Con su nueva película, Clint Eastwood critica al Ejército de EE.UU.

18 de mayo de 1987

Coincidiendo con su primer año de ejercicio en la alcaldía del pequeño pueblo de Carmel, en California, el actor, productor y director Clint Eastwood mantiene furiosos a los militares norteamericanos por la imagen que de ellos proporciona en su nueva película, "El guerrero solitario", la historia de un sargento rebelde quien, a la cabeza de un grupo de pésimos reclutas que se convertirán en auténticas máquinas de guerra, organiza uno de los actos políticos más repudiados de la administración Reagan, la invasión a la pequeña isla de Granada.
Los militares no le perdonan a Eastwood que haya mostrado el entrenamiento como un infierno, ni que los oficiales para conseguir la obediencia tengan que soltar palabrotas cada cinco minutos, ni que las relaciones entre oficiales y subordinados lleguen al límite mismo de la rebelión en medio de las peores circunstancias ambientales. El mismo Departamento de Estado, cuyas relaciones con Hollywood en los últimos años han sido más bien tranquilas expidió un comunicado en el cual recordaba a los espectadores rasos que esos soldados, esos instructores, esas condiciones de la vida militar nada tenían que ver con la realidad: los espectadores, mirando el pequeño grupo de marines que desembarca en la isla y arrasa con los cubanos y nativos y coloca la bandera norteamericana donde antes estaban otras, esos espectadores que han sido testigos del escándalo de los dineros calientes para los "contras", sonrien y se preguntan si acaso la realidad mostrada por Eastwood no es más cercana a ellos que la que quieren imponerle los funcionarios de la Casa Blanca.

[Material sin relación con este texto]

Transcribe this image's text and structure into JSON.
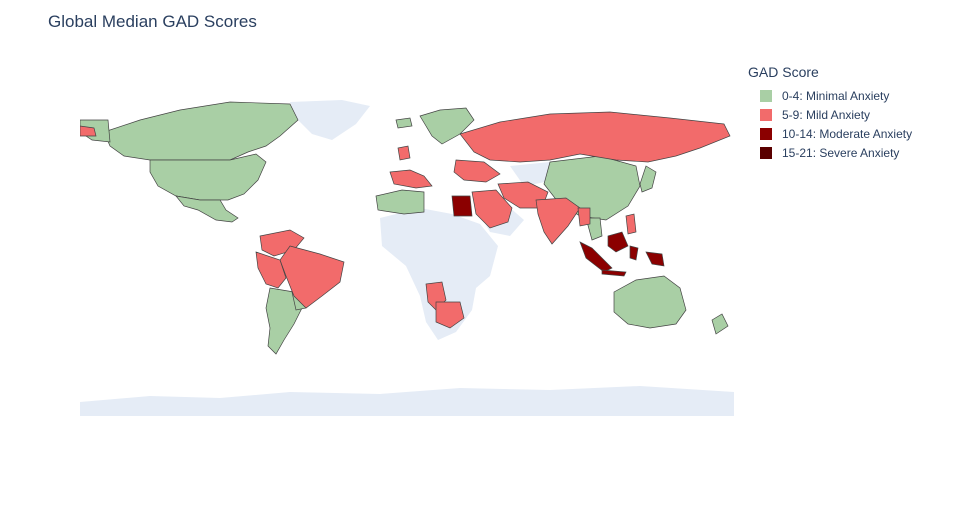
{
  "title": "Global Median GAD Scores",
  "legend": {
    "title": "GAD Score",
    "items": [
      {
        "label": "0-4: Minimal Anxiety",
        "color": "#a9cfa5"
      },
      {
        "label": "5-9: Mild Anxiety",
        "color": "#f26b6b"
      },
      {
        "label": "10-14: Moderate Anxiety",
        "color": "#8b0000"
      },
      {
        "label": "15-21: Severe Anxiety",
        "color": "#5a0000"
      }
    ]
  },
  "colors": {
    "land_no_data": "#e5ecf6",
    "border": "#444444",
    "background": "#ffffff"
  },
  "map_data": {
    "projection": "equirectangular",
    "lon_range": [
      -180,
      180
    ],
    "lat_range": [
      -90,
      90
    ],
    "minimal": [
      "Canada",
      "United States",
      "Mexico",
      "Greenland (part)",
      "Argentina",
      "Chile",
      "Paraguay",
      "Uruguay",
      "China",
      "Mongolia",
      "Kazakhstan",
      "Japan",
      "Australia",
      "New Zealand",
      "Algeria",
      "Morocco",
      "Sweden",
      "Norway",
      "Finland",
      "Iceland"
    ],
    "mild": [
      "Russia",
      "Brazil",
      "Colombia",
      "Venezuela",
      "Peru",
      "Bolivia",
      "Ecuador",
      "India",
      "Saudi Arabia",
      "Pakistan",
      "Iran",
      "Turkey",
      "Philippines",
      "South Africa",
      "Namibia",
      "Angola",
      "United Kingdom",
      "Spain",
      "Italy",
      "Ukraine",
      "Myanmar"
    ],
    "moderate": [
      "Indonesia",
      "Egypt",
      "Malaysia"
    ],
    "severe": []
  }
}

Para nadie es una sorpesa esta película de Eastwood quien fue uno de los primeros en iniciar la rebelión contra Hollywood, constituyendo su propia empresa, la Malpaso, para producir las películas que quería hacer, con los actores escogidos por él y con los personajes que le fueran afines. Después de comenzar una carrera fructífera al lado de directores como Sergio Leone y Donald Siegel, es decir, haciendo de vaquero que mascaba un tabaco apagado y de inspector que siempre le preguntaba al reo, en el suelo, si ese era su día de suerte y entonces martillaba el revólver, mejor, la pistola Magnum enorme para comprobarlo, Eastwood se fue embarcando en proyectos cada vez más personales, construyendo historias que giran estrictamente alrededor del protagonista, con una cámara que lo sigue a todas partes, que lo esculca, que lo revisa ante ese espectador fascinado por un actor que casi no tiene gestos, que sonríe muy poco, que suelta palabrotas, que camina a lentas zancadas, que se mueve con la peligrosidad de un felino y resuelve las situaciones a su manera, como lo hace con estos muchachos a quienes destroza en el campo de entrenamiento, bajo el sol, ardidos por el sudor, el cansancio y el hambre y con quienes, sin que ellos lo sepan, establecer una complicidad que encontrará su mejor forma de expresión cuando lleguen a esa pequeña isla y la tomen a sangre y fuego y ni siquiera se dan la oportunidad de preguntarse si acaso lo qué hicieron era bueno o malo, simplemente lo hacían, porque era una orden.
Este sargento que responde ante una corte marcial, que tiene un pasado tortuoso, que es al fin adorado por sus hombres, es la imagen de ese alcalde que ha estado trabajando por un sueldo ridículo en un paraíso llamado Carmel, California, muy lejos de la isla invadida.